Okay, So Maybe They Won’t Be Waking the Brain-Dead After All
We’ve written before about what may be one of the most cold-hearted research proposals ever, the ReAnima project. A U.S. company, Bioquark, planned to partner with an Indian firm, Revita Life Science, to attempt to partially revive 20 brain-dead patients in a hospital in India. Bioquark CEO Ira Pastor explained to Inverse that “even the transition from irreversible to a deep coma state would be a major win.” However, that “win” would be the scientists’, not the patients: At best, they’d still be in a deep coma, totally dependent on ongoing medical support. Now the Indian Council of Medical Research (ICMR) has stepped in to block ReAnima from proceeding in India.
The idea behind ReAnima was to see if the doctors could stimulate the kind of brain regeneration that’s been seen in salamanders, sea cucumbers, and some other animals. They planned to use “injections of mesenchymal stem cells and peptides, and transcranial laser stimulation and median nerve stimulation,” according to the Science. (Bioquark would supply the peptides intended to stimulate cell regeneration.) Both transcranial laser stimulation — exposing the brain directly to pulses of near-infrared light — and electrical stimulation of the median nerve have produced cognition improvements in patients with some brain damage. However, there’s scant evidence that they can do anything for brain-dead patients.
There are a number of ethical questions raised by ReAnima.
First off, of course, the patients stand to see little meaningful benefit from the invasive experiment.
Second, differing standards on what constitutes brain death leave the team with a perplexing definition of “success”: They’re aiming for a restoration of electrical activity in the brain, even though according to the definition of brain death in the U.S. and Europe, that activity can already be present.
Perhaps the most troubling issue is the decision to conduct these trials in India. While the project’s supporters insist they chose the country for its lower intensive-care costs, others note that India doesn’t require informed consent for experimentation on the brain dead, making it easier to proceed without getting permission from their families, and without the need to have any plan or funding in place for the remainder of the patients’ lives. (The orthopedic surgeon leading the project, Himanshu Bansal, told The Wire that this last issue has recently been addressed with the purchase of an insurance plan to cover lifelong medical care.)
The ICMR deregistered the ReAnima project, citing some regulatory issues, including the project’s failure to obtain permission from the Drug Controller General of India G.N. Singh, whose permission is required for any clinical trial in India. ICMR is demanding Singh kill the project.
Bansal, however, claims the project doesn’t need permission because the brain-dead are considered cadavers under Indian law.

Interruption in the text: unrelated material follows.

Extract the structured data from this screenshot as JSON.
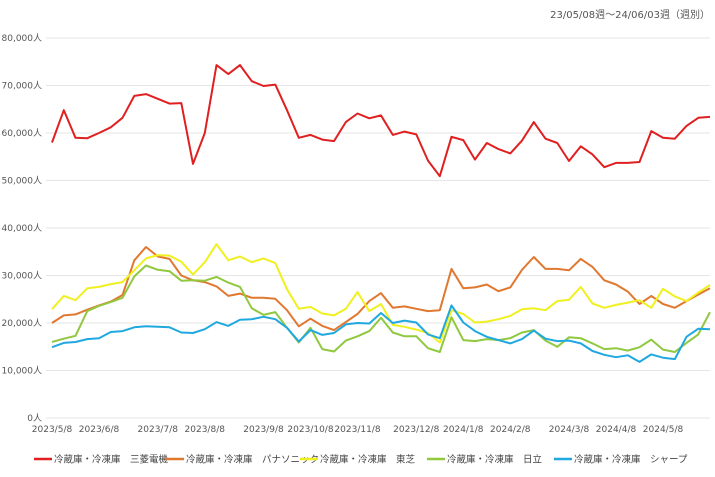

Not so fast, Geeta Jotwani, deputy director general at ICMR told The Wire, “The hypothesis is they will get revived. Once they are revived, they will be human beings, won’t they?”
Bioquark, at least, isn’t giving up yet, apparently, saying they’ll move the trials out of India to…somewhere else, if need be. “We are in no major rush,” Pastor told Science, “in that it represents a ‘Google Moonshot’–style project. Many road blocks, no doubt, will pop up. But the project will go on.”